米議会占拠事件で問われる、メディアと民主主義のあり方
1月6日、米大統領選の投票結果を認定するための上下両院合同会議が開かれていた連邦議会議事堂に、トランプ支持者が押し入り、占拠する事件が起こった。侵入の計画は、ソーシャルメディアなどネット上の公の場で議論されていたことが指摘され、プラットフォームとしてのソーシャルメディアのあり方が改めて問われている。一方、マスメディアは、煽動されたトランプ支持者の言動に関して、その報道の仕方の難しさに対峙した。民主主義国家アメリカにおいて言論の自由は最も重要な国民の権利の一つとして守られるべきであるが、公平な選挙結果という民主主義の結果に抵抗する人々、そして彼らの活動を支援してきたトランプ大統領に対して、メディアが中立的な立場を維持し続けることは難しそうだ。
◆ソーシャルメディアと「言論の自由」
米大統領選の投票結果を認定するための上下両院合同会議は手続き的なもので、通常、とくに注目されるイベントではないが、今回はトランプ大統領や彼を支援する共和党議員が選挙結果と敗北を認めない状況が続いていたため、メディアや関係者は会議が行われた6日の動向に注視していたようだ。しかし、会議が中断し、議員がガスマスクを着けて避難するというような状況は、多くのジャーナリストにとっては予期せぬ出来事であったはずだ。
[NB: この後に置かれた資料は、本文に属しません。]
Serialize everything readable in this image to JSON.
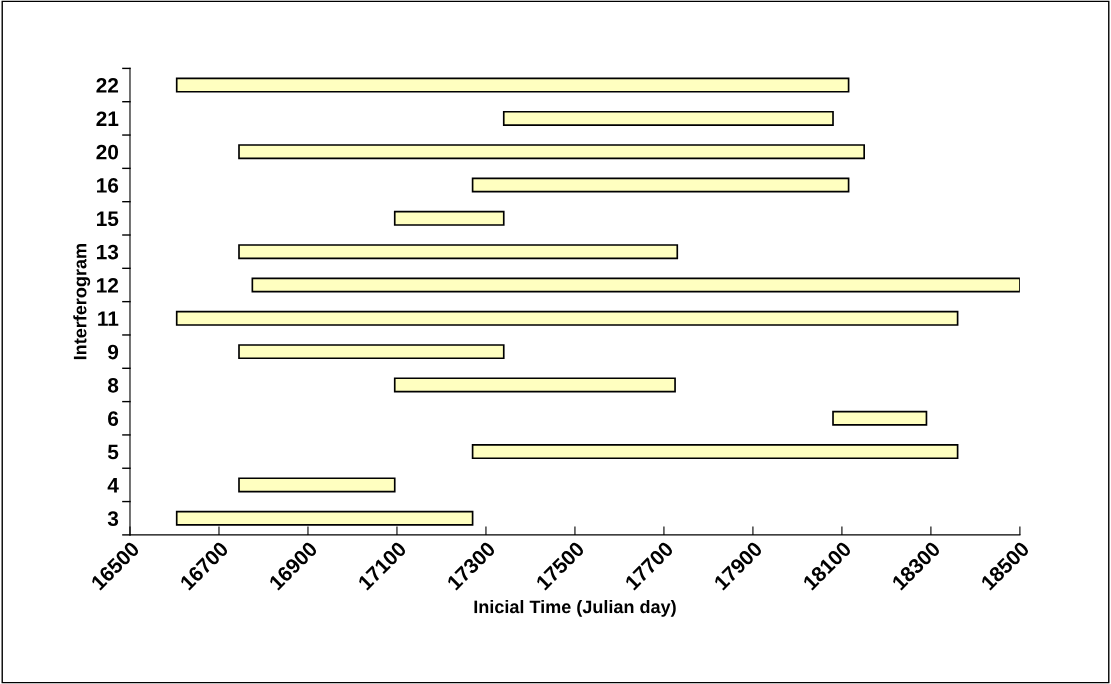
{
  "chart_data": {
    "type": "bar",
    "orientation": "horizontal",
    "xlabel": "Inicial Time (Julian day)",
    "ylabel": "Interferogram",
    "categories": [
      "22",
      "21",
      "20",
      "16",
      "15",
      "13",
      "12",
      "11",
      "9",
      "8",
      "6",
      "5",
      "4",
      "3"
    ],
    "base": [
      16605,
      17340,
      16745,
      17270,
      17095,
      16745,
      16775,
      16605,
      16745,
      17095,
      18080,
      17270,
      16745,
      16605
    ],
    "values": [
      1510,
      740,
      1405,
      845,
      245,
      985,
      1725,
      1755,
      595,
      630,
      210,
      1090,
      350,
      665
    ],
    "color": "#ffffc0",
    "xlim": [
      16500,
      18500
    ],
    "xticks": [
      16500,
      16700,
      16900,
      17100,
      17300,
      17500,
      17700,
      17900,
      18100,
      18300,
      18500
    ],
    "grid": false,
    "legend": false
  }
}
一方、トランプ支持者がワシントンDCに集結して、抗議行動を行うという計画は、公の目に触れるソーシャルメディア上やウェブサイト上で議論されていたという点が指摘されている。米ワシントンポスト紙のリサーチャー兼ソーシャルメディアプロデューサーであるラザーン・ナクラウィ(Razzan Nakhlawi)によると、トランプ大統領が敗北した選挙を「不正」だとして抗議するための計画は、ソーシャルメディアやトランプ支持者による保守派ウェブサイトで進行しており、12月中旬ごろにはDCに集結するという計画が、1月には議会議事堂を占拠するという計画が具体化していたという。
この計画のやりとりが活発化していたとして、とくに注目されているソーシャルメディアがパーラー(Parler)だ。パーラーは、2018年に現CEOのジョン・メイツ(John Matze)ら3人の共同創業者が立ち上げた。リベラルよりの自主規制が進むツイッターやフェイスブックに対抗する、「言論の自由」のプラットフォームであるということを標榜し、保守派ユーザーに好まれていた。ユーザー規模は1300-1400万人とされており、約27億人のフェイスブック・ユーザーや、10億人のインスタグラム・ユーザー、ツイッターの3.3億人(月間アクティブユーザー数)と比較すると限定的だが、過激な保守派の発言や陰謀論などの温床となってきたと指摘されている。
CEOのメイツは事件が起こっていた6日、ニューヨーク・タイムズ紙のテックジャーナリスト、カラ・スウィッシャー(Kara Swisher)のポッドキャスト・インタビューで、今回の「計画」や扇動がパーラー上で行われていた事実に関しては、自分やパーラーには責任はないと発言している。また、実際に違法行為が行われない限り、規制するつもりはないというスタンスを示した。しかし、その後、パーラーの取引先であるアップル、グーグル、アマゾンらが次々とサービス提供を停止した。パーラーはアップルとグーグルのアプリストアから姿を消し、アマゾンがウェブのホスティング・サービス(AWS)を停止したため、パーラーは現在ダウンしている(これに対し、パーラーはアマゾンに対して訴訟を起こした)。パーラーは現在存続の危機にあるが、パーラーを規制したところで、ユーザーはまた別のアプリやウェブサイトに移行するだけという指摘もある。アルジャジーラは、「言論の自由」が許されるいくつかの類似サービスを紹介している。一方、BBCによると、事後の2日間で、類似サービスのGabは創設から2年かけて獲得した数よりも多くのユーザーを獲得したとしている。